The evolution of the surface described in Eq. (2.1) is driven by a velocity field \(\vec {v}(\vec {r},t)\). The following Hamilton-Jacobi equation can then be derived for the evolution of the surface [58, 62]:

\begin{align} \label {eq::LS} \frac {\partial \phi (\vec {r},t)}{\partial t} + v(\vec {r},t)\left | \nabla \phi (\vec {r},t) \right | = 0 \end{align}

To obtain a numerical solution, Eq. (2.2) is conventionally discretized on a regular rectangular grid with spacing \(\Delta x\). The involved partial derivatives are then approximated using finite difference schemes [63]. Additionally, it should be remarked that there is a difference between fast marching and narrow band LS methods [42]. In the former, the values of \(\phi (\vec {r},t)\) are stored in the entire domain, thus requiring the fast marching method to propagate the values from the interface [64], whereas in the latter only values near the surface are stored [65]. Both methods have found application (e.g., fast marching and narrow band respectively in Silvaco’s Victory Process [55] and ViennaTS [57]) and are used in this dissertation. Although developments in fast marching methods are an area of activity for researchers of the Christian Doppler Laboratory for High Performance TCAD [66, 67], a more detailed description is outside the scope of the presented research.

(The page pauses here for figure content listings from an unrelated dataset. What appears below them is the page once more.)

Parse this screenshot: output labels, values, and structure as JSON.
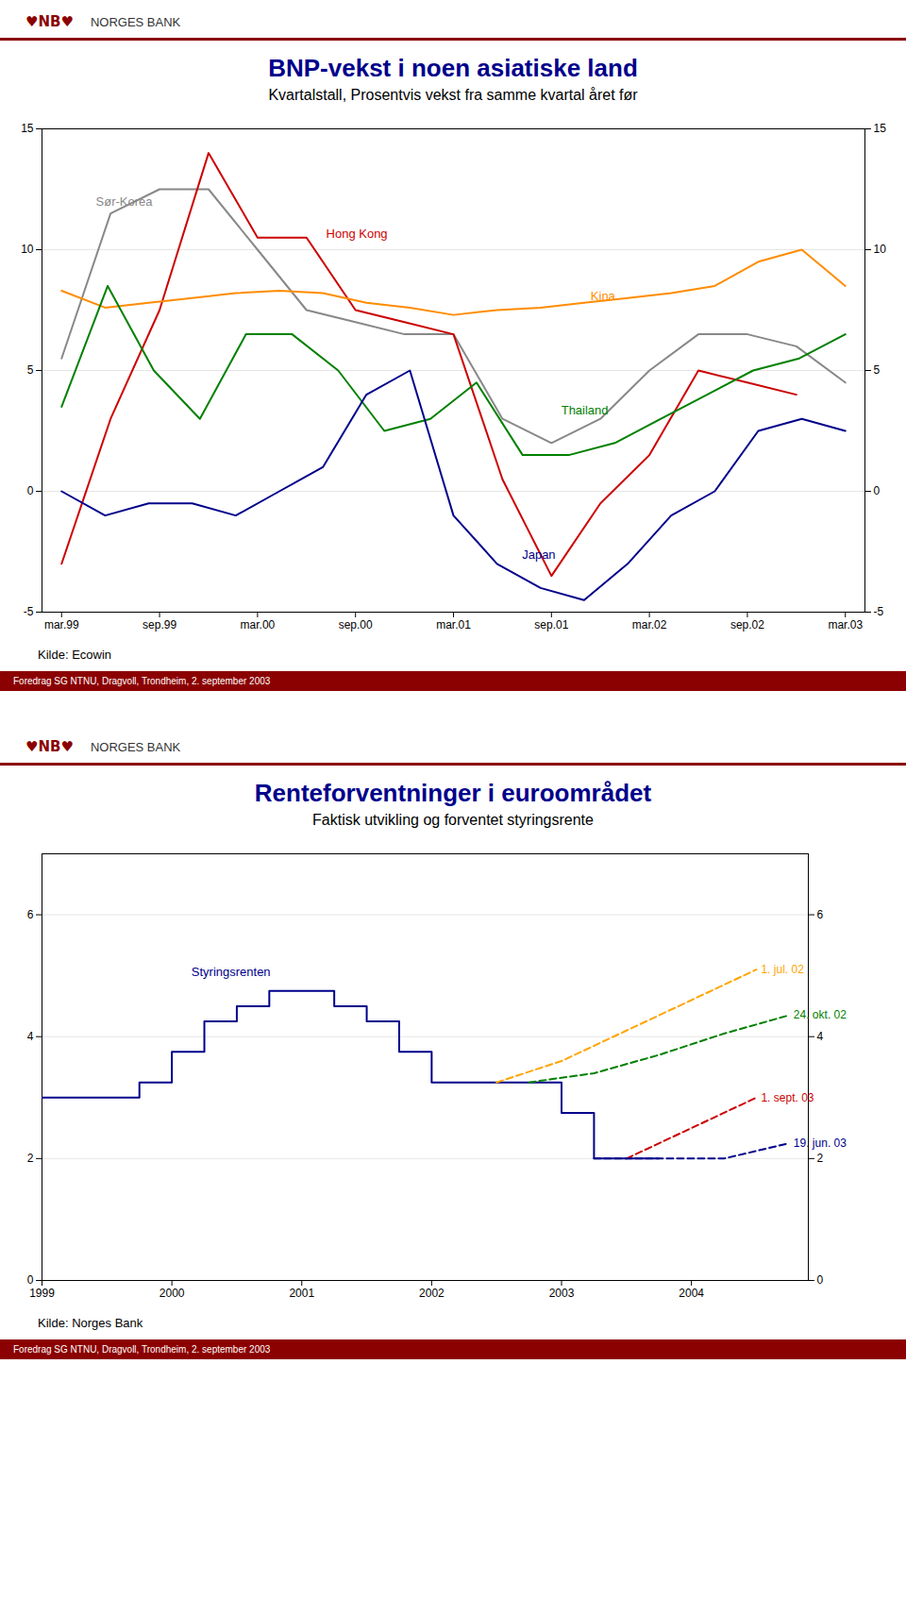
{
  "chart_data": [
    {
      "type": "line",
      "logo": "♥NB♥",
      "brand": "NORGES BANK",
      "title": "BNP-vekst i noen asiatiske land",
      "subtitle": "Kvartalstall, Prosentvis vekst fra samme kvartal året før",
      "source": "Kilde:  Ecowin",
      "footer": "Foredrag SG NTNU, Dragvoll, Trondheim, 2. september 2003",
      "xlim": [
        -0.2,
        8.2
      ],
      "xticks": [
        {
          "value": 0,
          "label": "mar.99"
        },
        {
          "value": 1,
          "label": "sep.99"
        },
        {
          "value": 2,
          "label": "mar.00"
        },
        {
          "value": 3,
          "label": "sep.00"
        },
        {
          "value": 4,
          "label": "mar.01"
        },
        {
          "value": 5,
          "label": "sep.01"
        },
        {
          "value": 6,
          "label": "mar.02"
        },
        {
          "value": 7,
          "label": "sep.02"
        },
        {
          "value": 8,
          "label": "mar.03"
        }
      ],
      "ylim": [
        -5,
        15
      ],
      "yticks": [
        -5,
        0,
        5,
        10,
        15
      ],
      "y2lim": [
        -5,
        15
      ],
      "y2ticks": [
        -5,
        0,
        5,
        10,
        15
      ],
      "grid": true,
      "series": [
        {
          "name": "Sør-Korea",
          "color": "#888888",
          "x": [
            0,
            0.5,
            1,
            1.5,
            2,
            2.5,
            3,
            3.5,
            4,
            4.5,
            5,
            5.5,
            6,
            6.5,
            7,
            7.5,
            8
          ],
          "values": [
            5.5,
            11.5,
            12.5,
            12.5,
            10.0,
            7.5,
            7.0,
            6.5,
            6.5,
            3.0,
            2.0,
            3.0,
            5.0,
            6.5,
            6.5,
            6.0,
            4.5
          ]
        },
        {
          "name": "Hong Kong",
          "color": "#cc0000",
          "x": [
            0,
            0.5,
            1,
            1.5,
            2,
            2.5,
            3,
            3.5,
            4,
            4.5,
            5,
            5.5,
            6,
            6.5,
            7,
            7.5
          ],
          "values": [
            -3.0,
            3.0,
            7.5,
            14.0,
            10.5,
            10.5,
            7.5,
            7.0,
            6.5,
            0.5,
            -3.5,
            -0.5,
            1.5,
            5.0,
            4.5,
            4.0
          ]
        },
        {
          "name": "Kina",
          "color": "#ff8c00",
          "x": [
            0,
            0.444444,
            0.888889,
            1.333333,
            1.777778,
            2.222222,
            2.666667,
            3.111111,
            3.555556,
            4,
            4.444444,
            4.888889,
            5.333333,
            5.777778,
            6.222222,
            6.666667,
            7.111111,
            7.555556,
            8
          ],
          "values": [
            8.3,
            7.6,
            7.8,
            8.0,
            8.2,
            8.3,
            8.2,
            7.8,
            7.6,
            7.3,
            7.5,
            7.6,
            7.8,
            8.0,
            8.2,
            8.5,
            9.5,
            10.0,
            8.5
          ]
        },
        {
          "name": "Thailand",
          "color": "#008000",
          "x": [
            0,
            0.470588,
            0.941176,
            1.411765,
            1.882353,
            2.352941,
            2.823529,
            3.294118,
            3.764706,
            4.235294,
            4.705882,
            5.176471,
            5.647059,
            6.117647,
            6.588235,
            7.058824,
            7.529412,
            8
          ],
          "values": [
            3.5,
            8.5,
            5.0,
            3.0,
            6.5,
            6.5,
            5.0,
            2.5,
            3.0,
            4.5,
            1.5,
            1.5,
            2.0,
            3.0,
            4.0,
            5.0,
            5.5,
            6.5
          ]
        },
        {
          "name": "Japan",
          "color": "#00008b",
          "x": [
            0,
            0.444444,
            0.888889,
            1.333333,
            1.777778,
            2.222222,
            2.666667,
            3.111111,
            3.555556,
            4,
            4.444444,
            4.888889,
            5.333333,
            5.777778,
            6.222222,
            6.666667,
            7.111111,
            7.555556,
            8
          ],
          "values": [
            0.0,
            -1.0,
            -0.5,
            -0.5,
            -1.0,
            0.0,
            1.0,
            4.0,
            5.0,
            -1.0,
            -3.0,
            -4.0,
            -4.5,
            -3.0,
            -1.0,
            0.0,
            2.5,
            3.0,
            2.5
          ]
        }
      ],
      "annotations": [
        {
          "text": "Sør-Korea",
          "x": 0.35,
          "y": 11.8,
          "color": "#888888"
        },
        {
          "text": "Hong Kong",
          "x": 2.7,
          "y": 10.5,
          "color": "#cc0000"
        },
        {
          "text": "Kina",
          "x": 5.4,
          "y": 7.9,
          "color": "#ff8c00"
        },
        {
          "text": "Thailand",
          "x": 5.1,
          "y": 3.2,
          "color": "#008000"
        },
        {
          "text": "Japan",
          "x": 4.7,
          "y": -2.8,
          "color": "#00008b"
        }
      ]
    },
    {
      "type": "line",
      "logo": "♥NB♥",
      "brand": "NORGES BANK",
      "title": "Renteforventninger i euroområdet",
      "subtitle": "Faktisk utvikling og forventet styringsrente",
      "source": "Kilde: Norges Bank",
      "footer": "Foredrag SG NTNU, Dragvoll, Trondheim, 2. september 2003",
      "xlim": [
        1999.0,
        2004.9
      ],
      "xticks": [
        1999,
        2000,
        2001,
        2002,
        2003,
        2004
      ],
      "ylim": [
        0,
        7
      ],
      "yticks": [
        0,
        2,
        4,
        6
      ],
      "y2lim": [
        0,
        7
      ],
      "y2ticks": [
        0,
        2,
        4,
        6
      ],
      "grid": true,
      "series": [
        {
          "name": "Styringsrenten",
          "color": "#00008b",
          "type": "step",
          "line_style": "solid",
          "x": [
            1999.0,
            1999.25,
            1999.5,
            1999.75,
            2000.0,
            2000.25,
            2000.5,
            2000.75,
            2001.0,
            2001.25,
            2001.5,
            2001.75,
            2002.0,
            2002.25,
            2002.5,
            2002.75,
            2003.0,
            2003.25,
            2003.5,
            2003.75
          ],
          "values": [
            3.0,
            3.0,
            3.0,
            3.25,
            3.75,
            4.25,
            4.5,
            4.75,
            4.75,
            4.5,
            4.25,
            3.75,
            3.25,
            3.25,
            3.25,
            3.25,
            2.75,
            2.0,
            2.0,
            2.0
          ]
        },
        {
          "name": "1. jul. 02",
          "color": "#ffa500",
          "type": "line",
          "line_style": "dashed",
          "x": [
            2002.5,
            2003.0,
            2003.5,
            2004.0,
            2004.5
          ],
          "values": [
            3.25,
            3.6,
            4.1,
            4.6,
            5.1
          ]
        },
        {
          "name": "24. okt. 02",
          "color": "#008000",
          "type": "line",
          "line_style": "dashed",
          "x": [
            2002.75,
            2003.25,
            2003.75,
            2004.25,
            2004.75
          ],
          "values": [
            3.25,
            3.4,
            3.7,
            4.05,
            4.35
          ]
        },
        {
          "name": "1. sept. 03",
          "color": "#cc0000",
          "type": "line",
          "line_style": "dashed",
          "x": [
            2003.5,
            2004.0,
            2004.5
          ],
          "values": [
            2.0,
            2.5,
            3.0
          ]
        },
        {
          "name": "19. jun. 03",
          "color": "#00008b",
          "type": "line",
          "line_style": "dashed",
          "x": [
            2003.25,
            2003.75,
            2004.25,
            2004.75
          ],
          "values": [
            2.0,
            2.0,
            2.0,
            2.25
          ]
        }
      ],
      "annotations": [
        {
          "text": "Styringsrenten",
          "x": 2000.15,
          "y": 5.0,
          "color": "#00008b"
        }
      ]
    }
  ]
}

Instead, the principal focus of this dissertation is the study of phenomenological methods for the construction of the term \(v(\vec {r},t)\). For a reactive transport model to be useful for topography simulations, it should ultimately generate a velocity field, i.e., etch or growth rates must be determined for the whole surface. It is noteworthy that, for the method described by Eq. (2.2), only the normal component \(v(\vec {r},t)\) of the proper velocity field \(\vec {v}(\vec {r},t)\) is necessary. Therefore, it would be more accurate to describe \(v(\vec {r},t)\) as a speed field. However, for consistency with the established literature, this dissertation will hitherto refer to \(v(\vec {r},t)\) as the velocity field. When the involved process results in material deposition, the convention is that \(v(\vec {r},t)\) carries a positive sign. Then, \(v(\vec {r},t)\) can also be denoted as the growth rate \(\textit {GR}(\vec {r},t) = v(\vec {r},t)\). Etching processes result in an etch rate with a negative sign, i.e., the etch rate \(\textit {ER}(\vec {r},t) = -v(\vec {r},t)\).